This content was published on January 21, 2019 4:03 PM Jan 21, 2019 – 16:03
Many Russian men aspire to one of the influential sons of the Soviet scientist, Nikolai Grammatov (1918-2000)
Two months ago this newspaper published an interesting insight into Russia, the life of one of the greatest Russian scientists of all time, Nikolai Grammatov (1888-2000), and his wife Natalia’s life in the US. Now we turn to Moscow to see what life is like for the Russian emigre couple in their adopted homeland.
It is the summer of 1988, and the Lady Grammatov is still waiting to come home from New York. She is coming to travel back to Russia to deal with her mother’s affairs and to prepare herself for her move to the US. Now 45 years old, Natalia Grammatov is considered to be the most important woman in Russia. After her family has completed their studies, Natalia and her husband Nikola have joined the prestigious Marshal’s Company as an active member.
While Aleksandr and Natalia have made their mark in Russian culture, the repercussions of the Soviet Union’s collapse are felt by millions of Russian citizens: there are huge difficulties in the labour market, mass migrations, and employers who do not want to hire workers from their native countries. Out of pragmatism, Aleksandr and Natalia, as well as their fellow Marshall’s Company members, decided to join their husbands, and in 1987, in the wake of the Soviet Union’s breakup, they began travelling the world in search of a better life, especially one where they could experience new things.

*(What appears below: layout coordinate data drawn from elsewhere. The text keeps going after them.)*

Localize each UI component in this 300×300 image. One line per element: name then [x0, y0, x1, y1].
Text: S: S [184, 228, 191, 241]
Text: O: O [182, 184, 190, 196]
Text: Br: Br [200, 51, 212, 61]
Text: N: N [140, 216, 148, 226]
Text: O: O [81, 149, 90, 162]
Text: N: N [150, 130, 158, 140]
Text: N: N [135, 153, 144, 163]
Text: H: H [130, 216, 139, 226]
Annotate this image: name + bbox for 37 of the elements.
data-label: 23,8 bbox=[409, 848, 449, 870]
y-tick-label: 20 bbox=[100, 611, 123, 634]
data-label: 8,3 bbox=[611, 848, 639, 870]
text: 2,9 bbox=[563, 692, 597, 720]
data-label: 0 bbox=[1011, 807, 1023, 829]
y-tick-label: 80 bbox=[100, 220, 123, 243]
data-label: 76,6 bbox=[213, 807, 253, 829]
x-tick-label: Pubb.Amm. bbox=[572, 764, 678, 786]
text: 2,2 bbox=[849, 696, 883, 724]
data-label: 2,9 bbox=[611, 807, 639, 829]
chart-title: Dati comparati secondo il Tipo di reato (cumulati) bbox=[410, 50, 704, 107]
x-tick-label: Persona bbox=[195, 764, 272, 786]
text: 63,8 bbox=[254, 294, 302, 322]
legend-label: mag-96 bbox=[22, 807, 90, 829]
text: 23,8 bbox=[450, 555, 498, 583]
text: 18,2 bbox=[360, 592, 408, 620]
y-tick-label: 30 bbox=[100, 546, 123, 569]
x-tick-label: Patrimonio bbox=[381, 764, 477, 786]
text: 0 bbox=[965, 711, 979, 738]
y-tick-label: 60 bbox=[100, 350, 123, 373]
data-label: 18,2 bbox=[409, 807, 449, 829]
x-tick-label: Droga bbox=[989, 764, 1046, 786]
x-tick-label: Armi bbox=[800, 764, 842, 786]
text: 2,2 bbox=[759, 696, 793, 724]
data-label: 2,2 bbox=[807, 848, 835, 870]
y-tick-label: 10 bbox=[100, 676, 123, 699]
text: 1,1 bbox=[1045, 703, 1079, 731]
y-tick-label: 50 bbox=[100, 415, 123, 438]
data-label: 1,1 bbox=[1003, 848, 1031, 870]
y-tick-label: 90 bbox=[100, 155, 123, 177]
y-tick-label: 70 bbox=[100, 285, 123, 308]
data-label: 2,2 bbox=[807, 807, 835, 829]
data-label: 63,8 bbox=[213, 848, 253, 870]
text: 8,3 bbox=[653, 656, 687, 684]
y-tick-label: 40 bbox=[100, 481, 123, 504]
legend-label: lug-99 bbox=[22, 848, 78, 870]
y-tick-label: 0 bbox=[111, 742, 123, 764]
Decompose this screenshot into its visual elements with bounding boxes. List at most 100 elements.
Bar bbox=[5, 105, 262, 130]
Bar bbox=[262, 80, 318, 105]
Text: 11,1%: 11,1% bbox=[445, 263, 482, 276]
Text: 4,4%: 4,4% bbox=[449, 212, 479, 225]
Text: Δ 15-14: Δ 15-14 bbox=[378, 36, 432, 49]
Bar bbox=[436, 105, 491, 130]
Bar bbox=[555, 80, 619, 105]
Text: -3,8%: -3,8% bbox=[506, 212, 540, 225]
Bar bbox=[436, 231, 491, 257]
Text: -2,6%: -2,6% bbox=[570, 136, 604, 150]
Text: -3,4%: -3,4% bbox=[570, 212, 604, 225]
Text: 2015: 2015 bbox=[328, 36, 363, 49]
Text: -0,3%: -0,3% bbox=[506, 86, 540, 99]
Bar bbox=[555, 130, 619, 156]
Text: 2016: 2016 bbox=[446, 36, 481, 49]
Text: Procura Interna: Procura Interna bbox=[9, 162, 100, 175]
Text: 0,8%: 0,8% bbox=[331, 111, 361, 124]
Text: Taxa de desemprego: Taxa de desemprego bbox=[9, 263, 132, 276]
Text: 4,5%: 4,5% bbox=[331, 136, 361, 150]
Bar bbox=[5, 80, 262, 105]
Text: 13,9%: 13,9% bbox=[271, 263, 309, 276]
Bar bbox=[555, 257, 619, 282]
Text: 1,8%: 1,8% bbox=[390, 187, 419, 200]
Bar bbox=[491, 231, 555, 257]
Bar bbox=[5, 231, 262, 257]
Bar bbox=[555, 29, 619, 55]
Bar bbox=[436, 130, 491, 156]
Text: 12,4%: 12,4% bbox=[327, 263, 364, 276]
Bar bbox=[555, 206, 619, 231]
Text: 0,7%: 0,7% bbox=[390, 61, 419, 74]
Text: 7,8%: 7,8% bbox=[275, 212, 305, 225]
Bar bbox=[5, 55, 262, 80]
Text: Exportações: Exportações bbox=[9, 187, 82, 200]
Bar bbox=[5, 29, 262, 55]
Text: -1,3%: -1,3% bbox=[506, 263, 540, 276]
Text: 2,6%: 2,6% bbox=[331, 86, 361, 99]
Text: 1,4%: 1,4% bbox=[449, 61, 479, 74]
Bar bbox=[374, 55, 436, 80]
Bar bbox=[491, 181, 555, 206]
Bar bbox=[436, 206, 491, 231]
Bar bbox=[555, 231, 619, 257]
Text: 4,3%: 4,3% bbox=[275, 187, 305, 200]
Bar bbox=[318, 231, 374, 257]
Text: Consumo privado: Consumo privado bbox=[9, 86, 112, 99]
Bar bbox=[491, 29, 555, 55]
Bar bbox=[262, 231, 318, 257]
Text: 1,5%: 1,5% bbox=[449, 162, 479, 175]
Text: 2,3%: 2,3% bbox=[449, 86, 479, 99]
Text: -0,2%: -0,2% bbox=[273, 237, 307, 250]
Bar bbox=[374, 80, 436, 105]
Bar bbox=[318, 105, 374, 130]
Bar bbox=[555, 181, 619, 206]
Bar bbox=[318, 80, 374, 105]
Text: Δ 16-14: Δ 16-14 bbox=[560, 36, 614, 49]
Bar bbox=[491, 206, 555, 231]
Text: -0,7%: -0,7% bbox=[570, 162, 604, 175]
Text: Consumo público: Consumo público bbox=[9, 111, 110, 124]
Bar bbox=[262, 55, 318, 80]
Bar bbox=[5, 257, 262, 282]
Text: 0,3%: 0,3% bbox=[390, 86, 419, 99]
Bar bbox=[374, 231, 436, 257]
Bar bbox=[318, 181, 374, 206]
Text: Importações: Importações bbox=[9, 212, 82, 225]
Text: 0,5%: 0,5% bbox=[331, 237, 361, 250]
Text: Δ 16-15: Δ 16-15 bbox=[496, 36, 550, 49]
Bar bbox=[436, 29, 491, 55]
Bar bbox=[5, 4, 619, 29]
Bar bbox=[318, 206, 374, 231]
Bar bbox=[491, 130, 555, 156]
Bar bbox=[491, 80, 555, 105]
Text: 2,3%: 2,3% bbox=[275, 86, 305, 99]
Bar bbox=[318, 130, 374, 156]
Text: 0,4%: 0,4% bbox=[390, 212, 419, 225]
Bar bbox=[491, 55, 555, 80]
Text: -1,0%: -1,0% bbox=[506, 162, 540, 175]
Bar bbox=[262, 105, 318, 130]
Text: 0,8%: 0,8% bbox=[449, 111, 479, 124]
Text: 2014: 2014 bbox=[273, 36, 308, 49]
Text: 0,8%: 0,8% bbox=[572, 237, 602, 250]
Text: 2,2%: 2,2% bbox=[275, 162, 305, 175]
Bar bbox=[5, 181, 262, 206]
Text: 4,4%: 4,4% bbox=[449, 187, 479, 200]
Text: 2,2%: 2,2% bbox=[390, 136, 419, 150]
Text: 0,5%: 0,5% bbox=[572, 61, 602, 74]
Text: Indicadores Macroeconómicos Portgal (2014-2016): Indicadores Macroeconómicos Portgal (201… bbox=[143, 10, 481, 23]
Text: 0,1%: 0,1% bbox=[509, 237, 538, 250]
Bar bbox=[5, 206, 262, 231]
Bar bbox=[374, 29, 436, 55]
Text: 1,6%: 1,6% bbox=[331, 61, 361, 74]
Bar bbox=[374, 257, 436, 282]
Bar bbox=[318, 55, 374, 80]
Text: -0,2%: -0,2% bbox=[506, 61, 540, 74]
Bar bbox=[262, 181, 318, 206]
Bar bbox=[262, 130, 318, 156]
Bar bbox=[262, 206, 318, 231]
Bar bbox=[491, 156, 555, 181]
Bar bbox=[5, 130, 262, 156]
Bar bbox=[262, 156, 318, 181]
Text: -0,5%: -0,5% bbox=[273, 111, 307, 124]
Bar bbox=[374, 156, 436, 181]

After nine years, most of whom were spent at the American Embassy in Moscow, Aleksandr Grammatov was persuaded to return to Russia and his wife to move to New York. They settled in Hollywood, on a block filled with people from around the world, and set up their house. For a while, they were content, and at one point they even found some work. But things had changed: in 1987, you could rent a small apartment in the basement of the US Embassy, and with the liberalization of Russian labour laws, it was possible to find work. It meant that Aleksandr was able to work part-time for a tiny restaurant while Natalia earned the equivalent of $40 per month as a part-time housekeeper. But there were only two other people employed at the restaurant, and its owner discovered they were married.
Natalia, then 34, was forced to accept the low-level job. For a while, the couple tried to maintain their normal lives, going to the gym and attending Chinese New Year festivals in Hollywood. But their situation soon deteriorated: starting from $40 per month, Natalia was down to about $100 per month, and Aleksandr found it impossible to manage. At the beginning of 1988, Natalia’s father was very sick, and she was unable to make any effort to compensate him. Aleksandr, who was gradually falling behind on the mortgage payments, understood that the situation could not continue, and decided to return to Russia. It was then that his wife left Russia with only the clothes on her back. With the American Embassy in Moscow as his first port of call, the legendary Marshall’s Company offered a new life to a proud emigre from Moscow. Natalia and Aleksander paid $12,000 for a two-year lease on an apartment, which they rented immediately.
Many Russian men aspire to one of the influential sons of the Soviet scientist, Nikolai Grammatov (1918-2000), such as his younger brother Viktor, who was at times described as the richest son of the Soviet leader, Leonid Brezhnev. Viktor has become a successful entrepreneur.
Numerous Russian wives of Marshall’s Company members have achieved a little bit of a middle-class existence. A few have fought to stay in the US against the odds. However, Natalia Grammatov is considered an exception: her husband made a second visit to the US in 1990. On this occasion, they travelled for several months to build the yard they planned to build next to their house. However, this new dream project was put on hold and she returned to the US in 1991.
Swiss migration journalism on the press website Grzegorz Dilewski is the author of Front line for Moscow’s Technological Advancesexternal link. He left the Marshall’s Company in 1987 and has lived in Russia since 1990.